Before she could elaborate, a male clerk—roughly my age—hurried over, hand outstretched. “Twelve marks, please.”
Wordlessly, Mei produced her card. The clerk swiped it across a panel, but then his hand froze mid-motion, as if he had just grasped something unexpected. His eyes flicked up toward her, startled, then quickly dropped.
With a practiced smile he returned the card, pretending the moment had never happened. “Thank you for coming. Please come back soon.”

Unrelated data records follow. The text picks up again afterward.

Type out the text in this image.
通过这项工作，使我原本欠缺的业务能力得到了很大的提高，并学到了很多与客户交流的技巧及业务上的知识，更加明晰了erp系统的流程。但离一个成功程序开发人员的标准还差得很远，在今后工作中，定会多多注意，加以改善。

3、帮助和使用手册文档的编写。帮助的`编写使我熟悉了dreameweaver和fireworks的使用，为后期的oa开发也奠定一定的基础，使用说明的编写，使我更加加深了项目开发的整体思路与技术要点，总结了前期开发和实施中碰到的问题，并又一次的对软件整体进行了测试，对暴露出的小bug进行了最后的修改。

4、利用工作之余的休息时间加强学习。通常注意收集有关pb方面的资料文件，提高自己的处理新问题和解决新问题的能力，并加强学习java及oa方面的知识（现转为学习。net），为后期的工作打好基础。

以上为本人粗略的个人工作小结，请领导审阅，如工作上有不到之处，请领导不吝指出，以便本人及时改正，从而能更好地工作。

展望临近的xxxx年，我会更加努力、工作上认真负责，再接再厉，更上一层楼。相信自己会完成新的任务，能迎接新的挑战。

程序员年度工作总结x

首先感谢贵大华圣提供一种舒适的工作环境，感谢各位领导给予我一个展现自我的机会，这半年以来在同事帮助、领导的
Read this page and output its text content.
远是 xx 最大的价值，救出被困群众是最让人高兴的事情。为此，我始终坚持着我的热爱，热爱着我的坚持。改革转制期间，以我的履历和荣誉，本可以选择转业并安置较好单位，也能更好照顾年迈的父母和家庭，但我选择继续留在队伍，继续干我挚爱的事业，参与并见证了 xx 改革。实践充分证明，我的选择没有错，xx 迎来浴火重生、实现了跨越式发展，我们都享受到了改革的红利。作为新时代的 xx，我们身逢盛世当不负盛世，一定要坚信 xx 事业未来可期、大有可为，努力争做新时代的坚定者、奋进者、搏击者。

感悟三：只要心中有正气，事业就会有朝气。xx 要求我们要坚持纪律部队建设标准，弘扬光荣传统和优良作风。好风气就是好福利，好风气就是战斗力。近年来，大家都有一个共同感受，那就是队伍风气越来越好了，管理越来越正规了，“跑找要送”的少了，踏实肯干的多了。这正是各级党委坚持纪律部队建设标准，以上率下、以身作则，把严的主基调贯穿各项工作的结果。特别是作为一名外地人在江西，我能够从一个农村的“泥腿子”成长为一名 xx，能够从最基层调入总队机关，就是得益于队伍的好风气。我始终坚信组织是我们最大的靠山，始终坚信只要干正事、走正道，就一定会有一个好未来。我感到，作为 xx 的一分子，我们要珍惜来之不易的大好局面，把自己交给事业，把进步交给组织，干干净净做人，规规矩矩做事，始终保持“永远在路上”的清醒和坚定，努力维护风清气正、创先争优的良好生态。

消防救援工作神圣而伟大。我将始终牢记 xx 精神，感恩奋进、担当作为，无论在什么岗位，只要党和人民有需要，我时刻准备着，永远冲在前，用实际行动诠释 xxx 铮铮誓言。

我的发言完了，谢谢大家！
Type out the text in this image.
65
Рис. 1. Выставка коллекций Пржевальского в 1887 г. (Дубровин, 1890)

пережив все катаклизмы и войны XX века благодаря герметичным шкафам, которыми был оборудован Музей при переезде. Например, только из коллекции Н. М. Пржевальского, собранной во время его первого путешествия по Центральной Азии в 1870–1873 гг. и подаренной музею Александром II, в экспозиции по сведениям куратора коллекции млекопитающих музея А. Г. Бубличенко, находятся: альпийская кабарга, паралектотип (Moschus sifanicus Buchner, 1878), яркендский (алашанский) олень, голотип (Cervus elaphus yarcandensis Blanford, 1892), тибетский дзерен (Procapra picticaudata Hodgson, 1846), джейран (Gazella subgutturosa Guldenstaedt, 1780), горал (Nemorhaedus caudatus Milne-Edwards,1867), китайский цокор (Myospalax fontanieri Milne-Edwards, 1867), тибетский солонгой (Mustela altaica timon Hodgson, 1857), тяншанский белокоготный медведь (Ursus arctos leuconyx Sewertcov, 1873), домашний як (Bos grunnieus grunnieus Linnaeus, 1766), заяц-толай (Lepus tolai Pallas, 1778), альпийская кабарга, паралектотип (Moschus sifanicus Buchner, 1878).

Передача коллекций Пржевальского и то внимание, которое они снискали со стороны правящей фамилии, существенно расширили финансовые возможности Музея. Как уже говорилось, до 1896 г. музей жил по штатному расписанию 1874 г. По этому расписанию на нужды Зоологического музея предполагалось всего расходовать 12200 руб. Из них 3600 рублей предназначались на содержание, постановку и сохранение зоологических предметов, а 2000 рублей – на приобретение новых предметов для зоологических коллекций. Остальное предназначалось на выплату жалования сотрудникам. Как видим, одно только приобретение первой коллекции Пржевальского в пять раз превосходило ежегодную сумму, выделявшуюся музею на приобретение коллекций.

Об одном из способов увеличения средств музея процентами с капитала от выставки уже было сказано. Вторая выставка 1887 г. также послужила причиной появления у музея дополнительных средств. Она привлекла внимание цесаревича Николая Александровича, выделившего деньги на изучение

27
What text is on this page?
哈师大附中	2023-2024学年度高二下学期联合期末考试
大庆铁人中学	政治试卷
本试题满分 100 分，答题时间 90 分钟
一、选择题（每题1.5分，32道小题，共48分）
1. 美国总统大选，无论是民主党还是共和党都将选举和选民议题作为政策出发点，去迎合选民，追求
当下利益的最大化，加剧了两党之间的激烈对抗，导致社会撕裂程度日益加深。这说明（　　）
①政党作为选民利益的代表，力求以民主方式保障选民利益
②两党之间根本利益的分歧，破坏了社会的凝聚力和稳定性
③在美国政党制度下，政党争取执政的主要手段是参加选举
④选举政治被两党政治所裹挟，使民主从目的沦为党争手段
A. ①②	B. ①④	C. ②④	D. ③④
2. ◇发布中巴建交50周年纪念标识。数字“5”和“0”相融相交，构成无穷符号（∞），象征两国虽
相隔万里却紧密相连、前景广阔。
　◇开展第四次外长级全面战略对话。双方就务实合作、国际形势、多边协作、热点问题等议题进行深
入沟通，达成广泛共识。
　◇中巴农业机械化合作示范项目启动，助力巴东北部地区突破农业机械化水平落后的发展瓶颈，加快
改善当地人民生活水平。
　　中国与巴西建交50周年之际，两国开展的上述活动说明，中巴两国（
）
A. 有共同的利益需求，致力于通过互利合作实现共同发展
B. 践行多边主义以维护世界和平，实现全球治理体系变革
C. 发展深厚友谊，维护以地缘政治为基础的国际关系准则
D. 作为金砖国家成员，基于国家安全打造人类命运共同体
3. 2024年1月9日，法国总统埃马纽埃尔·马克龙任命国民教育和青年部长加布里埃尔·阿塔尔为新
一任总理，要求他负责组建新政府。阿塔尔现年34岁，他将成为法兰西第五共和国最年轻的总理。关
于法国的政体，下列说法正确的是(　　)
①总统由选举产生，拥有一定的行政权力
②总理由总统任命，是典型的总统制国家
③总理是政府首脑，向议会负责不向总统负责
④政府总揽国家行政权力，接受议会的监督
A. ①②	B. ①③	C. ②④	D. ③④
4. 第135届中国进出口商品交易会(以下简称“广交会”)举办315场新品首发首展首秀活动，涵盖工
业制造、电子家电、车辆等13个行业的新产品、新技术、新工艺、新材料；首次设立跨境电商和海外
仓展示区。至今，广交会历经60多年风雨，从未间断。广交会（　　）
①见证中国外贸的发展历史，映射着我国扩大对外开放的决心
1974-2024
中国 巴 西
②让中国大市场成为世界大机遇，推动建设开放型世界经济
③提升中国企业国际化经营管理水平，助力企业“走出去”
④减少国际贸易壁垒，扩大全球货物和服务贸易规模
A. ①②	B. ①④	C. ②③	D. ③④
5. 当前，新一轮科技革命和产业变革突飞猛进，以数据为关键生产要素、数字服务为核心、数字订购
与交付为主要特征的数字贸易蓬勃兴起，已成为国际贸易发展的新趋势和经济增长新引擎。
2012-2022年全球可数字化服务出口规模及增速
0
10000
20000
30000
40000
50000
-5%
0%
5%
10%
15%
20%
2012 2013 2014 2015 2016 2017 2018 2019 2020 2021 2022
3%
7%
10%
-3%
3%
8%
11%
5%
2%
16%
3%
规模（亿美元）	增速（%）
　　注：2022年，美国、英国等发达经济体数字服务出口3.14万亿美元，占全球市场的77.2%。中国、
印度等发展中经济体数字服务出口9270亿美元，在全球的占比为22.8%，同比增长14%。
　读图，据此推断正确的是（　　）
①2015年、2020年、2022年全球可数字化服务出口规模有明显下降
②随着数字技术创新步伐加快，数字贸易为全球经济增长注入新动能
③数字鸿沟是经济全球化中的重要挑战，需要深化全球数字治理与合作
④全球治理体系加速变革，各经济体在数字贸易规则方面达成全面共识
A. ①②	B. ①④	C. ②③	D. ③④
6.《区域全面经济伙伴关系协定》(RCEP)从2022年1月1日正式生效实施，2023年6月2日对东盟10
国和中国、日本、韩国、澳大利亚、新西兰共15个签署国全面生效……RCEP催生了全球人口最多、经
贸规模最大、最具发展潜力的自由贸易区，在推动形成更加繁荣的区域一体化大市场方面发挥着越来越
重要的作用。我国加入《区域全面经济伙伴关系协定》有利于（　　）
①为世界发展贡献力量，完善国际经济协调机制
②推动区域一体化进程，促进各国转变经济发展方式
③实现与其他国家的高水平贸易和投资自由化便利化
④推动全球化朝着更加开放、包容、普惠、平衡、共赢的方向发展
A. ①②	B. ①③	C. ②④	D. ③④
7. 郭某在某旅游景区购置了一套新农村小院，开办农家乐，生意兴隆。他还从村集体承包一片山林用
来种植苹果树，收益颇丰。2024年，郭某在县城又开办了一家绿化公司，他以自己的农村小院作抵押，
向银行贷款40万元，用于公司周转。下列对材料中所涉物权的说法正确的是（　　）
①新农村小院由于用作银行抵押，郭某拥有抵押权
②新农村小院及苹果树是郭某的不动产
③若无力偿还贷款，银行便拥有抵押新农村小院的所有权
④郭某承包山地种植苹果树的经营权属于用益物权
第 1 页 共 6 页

And with that, he darted toward another group of clamoring customers, leaving the transformation to unfold again before my eyes, as swift and unexplained as before. When the process ended, Mei scooped up both her purchases and mine, juggling them in her arms with difficulty.
“Let’s open it outside,” she murmured, excitement bubbling in her tone.
The press of the crowd gave me little reason to argue, so I fell in step behind her.
We slipped out and soon found a ring of benches near the storefront. Dropping onto the seat beside her felt like relief, even though I hadn’t been standing long. It struck me then how unused I had become to pressing crowds. Each day in the State of Stars changed me in ways I hadn’t fully noticed, I guess.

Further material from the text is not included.